UMN Blockchain so far
When Kuan began to break into the blockchain space, the people he met at online hackathons helped him along. “I thought it was eye opening how inclusive people are. You can ask any question on Discord and people get back to you in minutes,” Kuan said. “I wanted to introduce more college students to this experience.”
Kuan knew “it’s more valuable to connect people than go on your own.” After the University of Minnesota’s former blockchain-focused club – Cryptocurrency Club – fizzled out in 2019, Kuan re-established blockchain’s presence on campus.
“As soon as there’s a club, there’s a community, and people grow together,” Kuan said.
That community was small in fall 2021, the club’s first semester: attendance never exceeded 15 people. “It was just a core group of people who enjoyed talking crypto,” Kuan said. The club tried out an online hackathon but didn’t complete anything.
The club expanded its advertising and started receiving University funding in spring – spurting growth and propelling them to the $14,000 win.
“All of these blockchain concepts are quite intuitive once you get behind the jargon, and they’re going to revolutionize finance,” Kuan said. And maybe even more than finance – how about digital dating?
The future of blockchain
Another college’s hackathon project was Tinder on blockchain; two people received NFTs and paired other people up. If a pair went on a date and gave it a good rating, the people who connected them got paid.
“Crypto is one of those areas where every couple months, something’s the new fad. And then bam, it’s gone and there’s a new something you gotta be catching up to speed on,” said Abdullahi Abdullahi, a recent graduate and the “brain of UMN Blockchain,” according to Kuan. “It’s tough to do it solo. I’ve realized working in teams, conversing with others…just being able to communicate and share your ideas and hear feedback from others, that helped me a lot.”
Currently, Abdullahi is working on crypto trading algorithms.
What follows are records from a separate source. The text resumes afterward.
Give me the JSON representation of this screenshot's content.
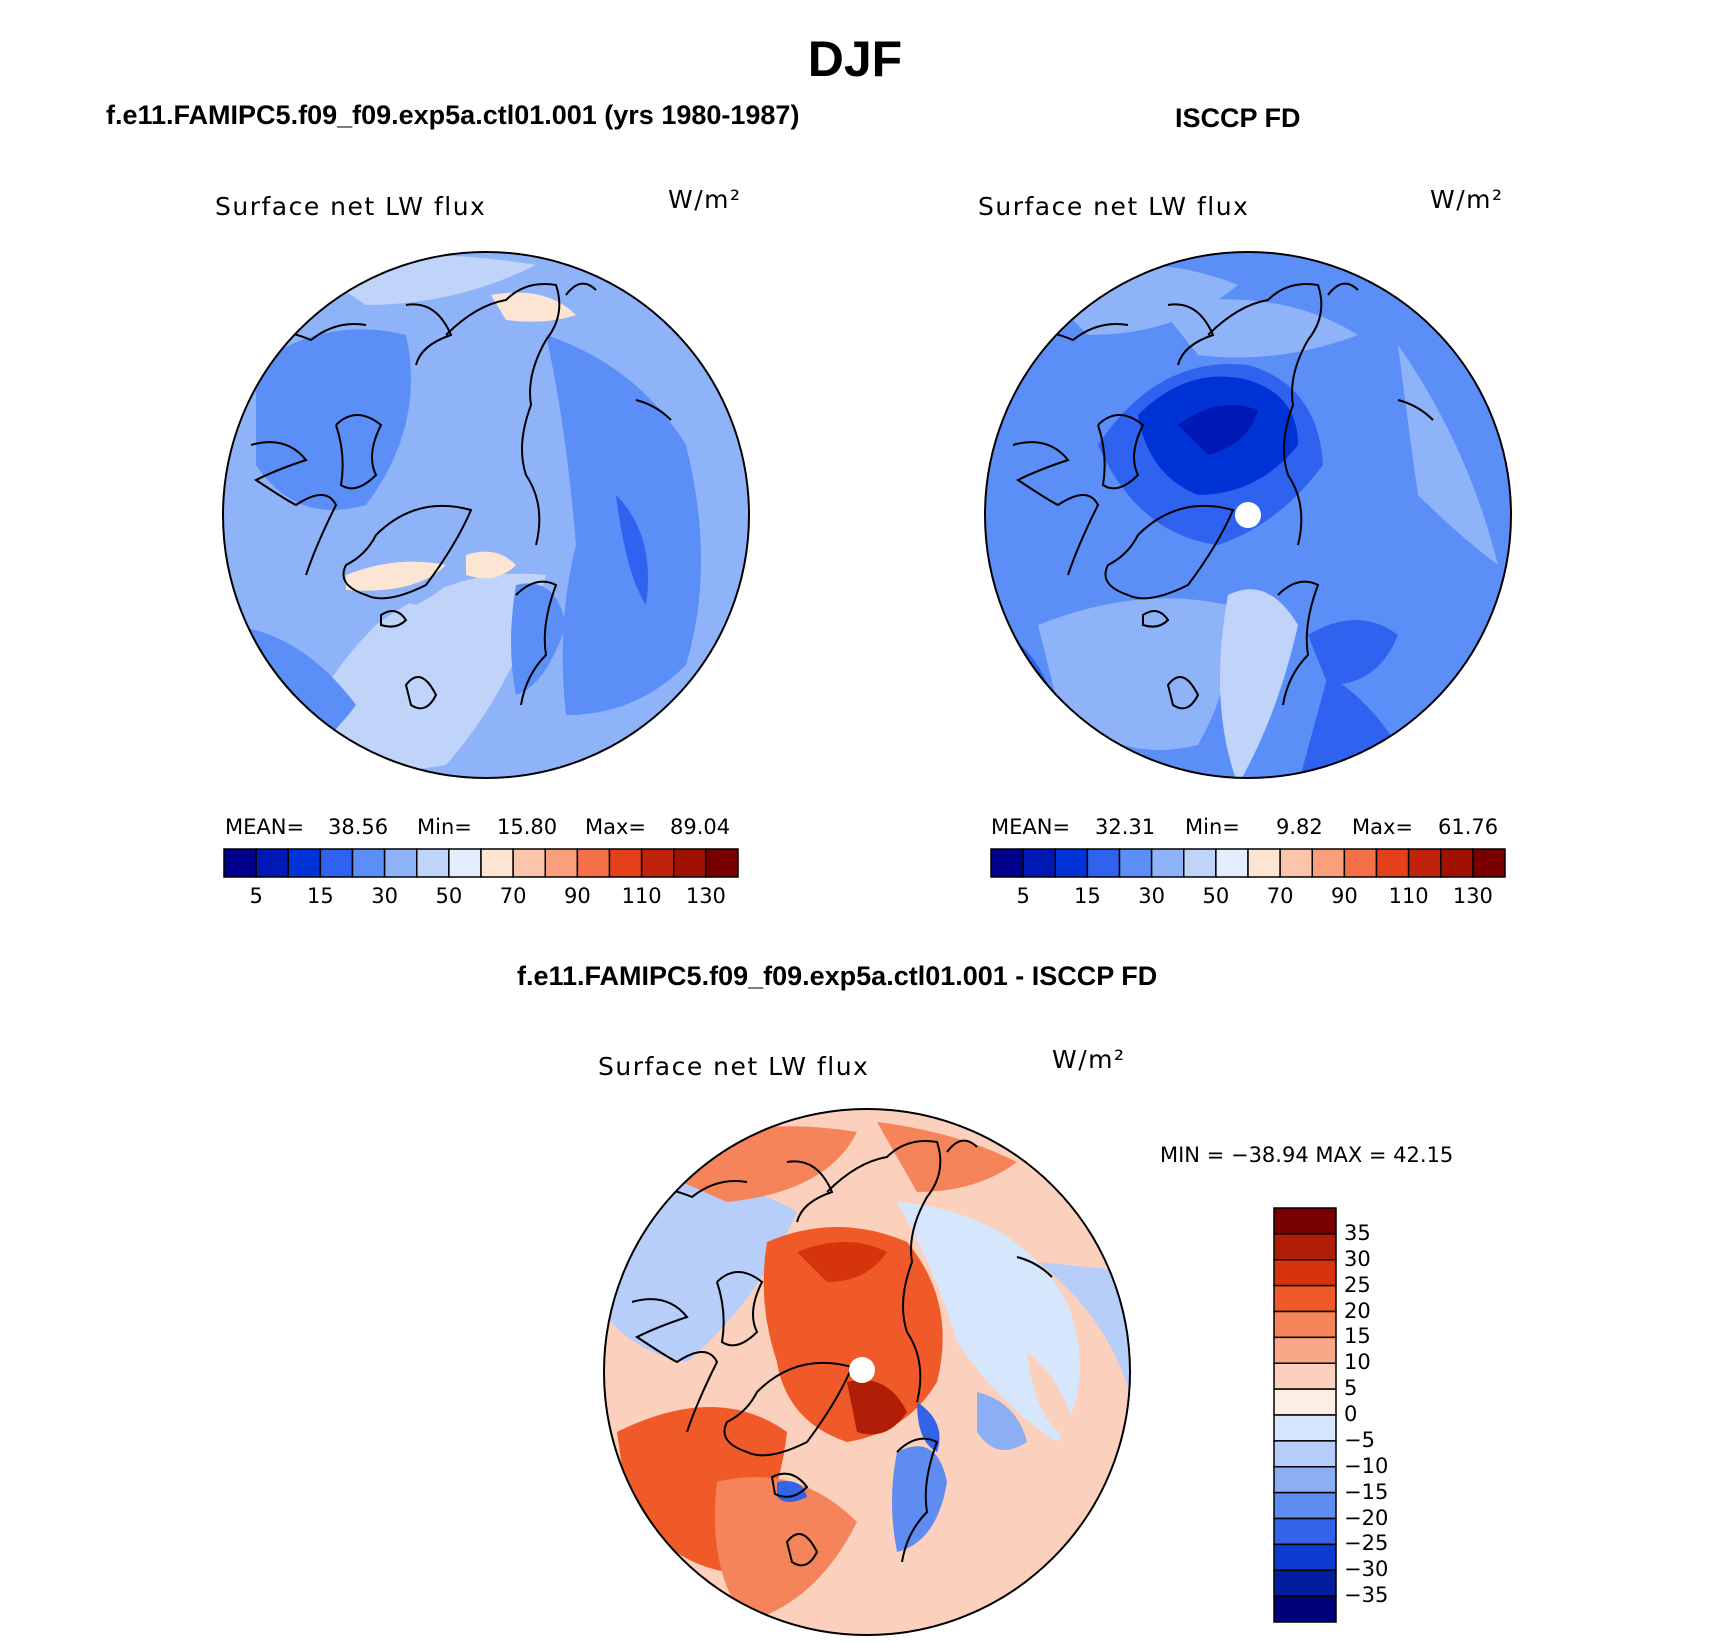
{
  "main_title": "DJF",
  "panels": [
    {
      "case_title": "f.e11.FAMIPC5.f09_f09.exp5a.ctl01.001 (yrs 1980-1987)",
      "var_title": "Surface net LW flux",
      "units": "W/m²",
      "stats": {
        "mean_label": "MEAN=",
        "mean": "38.56",
        "min_label": "Min=",
        "min": "15.80",
        "max_label": "Max=",
        "max": "89.04"
      }
    },
    {
      "case_title": "ISCCP FD",
      "var_title": "Surface net LW flux",
      "units": "W/m²",
      "stats": {
        "mean_label": "MEAN=",
        "mean": "32.31",
        "min_label": "Min=",
        "min": "9.82",
        "max_label": "Max=",
        "max": "61.76"
      }
    },
    {
      "case_title": "f.e11.FAMIPC5.f09_f09.exp5a.ctl01.001 - ISCCP FD",
      "var_title": "Surface net LW flux",
      "units": "W/m²",
      "stats": {
        "text": "MIN = −38.94 MAX =   42.15"
      }
    }
  ],
  "colorbars": {
    "field": {
      "colors": [
        "#00008b",
        "#0019b4",
        "#0033d6",
        "#2f63ef",
        "#5b8ef7",
        "#8fb3f8",
        "#c0d4fa",
        "#e3efff",
        "#fde5d4",
        "#fcc5a9",
        "#f99f7c",
        "#f47048",
        "#e4401a",
        "#c1220c",
        "#a01100",
        "#7a0000"
      ],
      "labels": [
        "5",
        "15",
        "30",
        "50",
        "70",
        "90",
        "110",
        "130"
      ]
    },
    "diff": {
      "colors_top_to_bottom": [
        "#7a0000",
        "#b01e07",
        "#d5340d",
        "#f05a28",
        "#f5845a",
        "#f8a888",
        "#fbd1bd",
        "#fdeee3",
        "#d6e6fd",
        "#b7cdfa",
        "#8caef5",
        "#5f8cf0",
        "#3364e8",
        "#0d3bd2",
        "#001e9e",
        "#00007a"
      ],
      "labels": [
        "35",
        "30",
        "25",
        "20",
        "15",
        "10",
        "5",
        "0",
        "−5",
        "−10",
        "−15",
        "−20",
        "−25",
        "−30",
        "−35"
      ]
    }
  },
  "chart_data": [
    {
      "type": "heatmap",
      "projection": "north polar stereographic",
      "title": "Surface net LW flux",
      "units": "W/m²",
      "mean": 38.56,
      "min": 15.8,
      "max": 89.04,
      "levels": [
        5,
        10,
        15,
        20,
        30,
        40,
        50,
        60,
        70,
        80,
        90,
        100,
        110,
        120,
        130
      ]
    },
    {
      "type": "heatmap",
      "projection": "north polar stereographic",
      "title": "Surface net LW flux",
      "units": "W/m²",
      "mean": 32.31,
      "min": 9.82,
      "max": 61.76,
      "levels": [
        5,
        10,
        15,
        20,
        30,
        40,
        50,
        60,
        70,
        80,
        90,
        100,
        110,
        120,
        130
      ]
    },
    {
      "type": "heatmap",
      "projection": "north polar stereographic",
      "title": "Surface net LW flux",
      "units": "W/m²",
      "min": -38.94,
      "max": 42.15,
      "levels": [
        -35,
        -30,
        -25,
        -20,
        -15,
        -10,
        -5,
        0,
        5,
        10,
        15,
        20,
        25,
        30,
        35
      ]
    }
  ]
}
Whereas the stock market is crowded with large firms spending substantial sums to edge a profit out of the market, trading cryptocurrencies has far fewer players.
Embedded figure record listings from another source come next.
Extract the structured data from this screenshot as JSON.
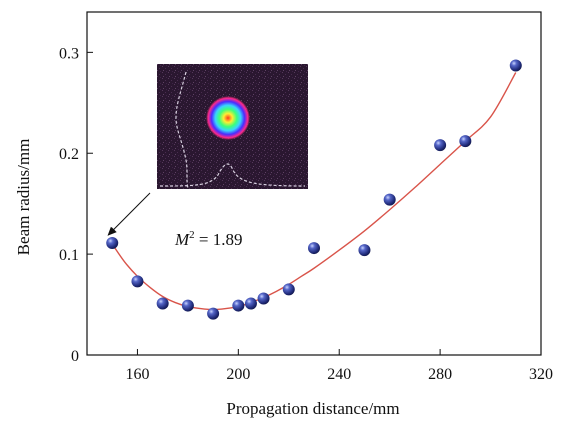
{
  "chart_data": {
    "type": "scatter",
    "xlabel": "Propagation distance/mm",
    "ylabel": "Beam radius/mm",
    "xlim": [
      140,
      320
    ],
    "ylim": [
      0,
      0.34
    ],
    "xticks": [
      160,
      200,
      240,
      280,
      320
    ],
    "yticks": [
      0,
      0.1,
      0.2,
      0.3
    ],
    "grid": false,
    "series": [
      {
        "marker": "sphere",
        "color": "#2b3a8c",
        "x": [
          150,
          160,
          170,
          180,
          190,
          200,
          205,
          210,
          220,
          230,
          250,
          260,
          280,
          290,
          310
        ],
        "y": [
          0.111,
          0.073,
          0.051,
          0.049,
          0.041,
          0.049,
          0.051,
          0.056,
          0.065,
          0.106,
          0.104,
          0.154,
          0.208,
          0.212,
          0.287
        ]
      }
    ],
    "fit_curve": {
      "color": "#d9544a",
      "x": [
        150,
        155,
        160,
        165,
        170,
        175,
        180,
        185,
        190,
        195,
        200,
        205,
        210,
        215,
        220,
        225,
        230,
        240,
        250,
        260,
        270,
        280,
        290,
        300,
        310
      ],
      "y": [
        0.11,
        0.092,
        0.078,
        0.067,
        0.058,
        0.052,
        0.048,
        0.046,
        0.045,
        0.046,
        0.048,
        0.052,
        0.057,
        0.063,
        0.07,
        0.078,
        0.086,
        0.104,
        0.123,
        0.144,
        0.166,
        0.189,
        0.212,
        0.236,
        0.28
      ]
    },
    "annotation": {
      "m_symbol": "M",
      "superscript": "2",
      "value_text": " = 1.89",
      "arrow_to_x": 150,
      "arrow_to_y": 0.111
    },
    "inset": {
      "description_colors": [
        "#2a1830",
        "#3a2a40",
        "#ff2a8a",
        "#4a2cff",
        "#39d4ff",
        "#3cff7a",
        "#ffee33",
        "#ff3a1a"
      ]
    }
  }
}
“I’m just trading [on] a lower scale in a crypto market because there’s a lot of edge in areas without a lot of players…an analogy would be you go to a poker table late – 2 a.m.-3 a.m. You see the drunk guys gambling, you have an edge. If you’re sober and clear minded, you can beat them…Understanding where your edge is, is always the most important thing.” Abdullahi’s edge is in crypto because blockchain has a limited talent pool.
“People with technical backgrounds, as of now, aren’t seriously considering blockchain as a career path,” Kuan said. UMN Blockchain has around half a dozen sponsors in “a community effort to raise awareness about blockchain being a viable career path,” Kuan explained.
Most sponsorships don’t lead to career opportunities, but Jump Trading, a sponsor for the hackathon and UMN Blockchain, liked Kuan, Bui and Aune’s hackathon project; they’ll be continuing work on the project for the company.
While Kuan has graduated and moved on, Eide is taking over as co-president. UMN Blockchain, much like blockchain technology, isn’t going anywhere.
“What we’re witnessing in the blockchain space is similar to the internet boom – lots of things may completely revolutionize our life,” said Kuan. “I recently read about how the Agricultural and Industrial Revolution[s] were made possible, not necessarily by the advancements of technology, but rather by the way money, debt and credit were handled in society.”
People began tracking their transactions, which created trust for inter-city trade, and the invention of joint-stock companies enabled the Industrial Revolution. Now, with blockchain allowing the masses to manage financial records, as opposed to a single source, “we’re witnessing the next step in that direction,” Kuan said.
“We don’t know what this is going to do to society, but it’s definitely going to be here to stick,” he said. “And it’s going to change the way we think about money and economic justice in the long run. That’s what draws me to blockchain.”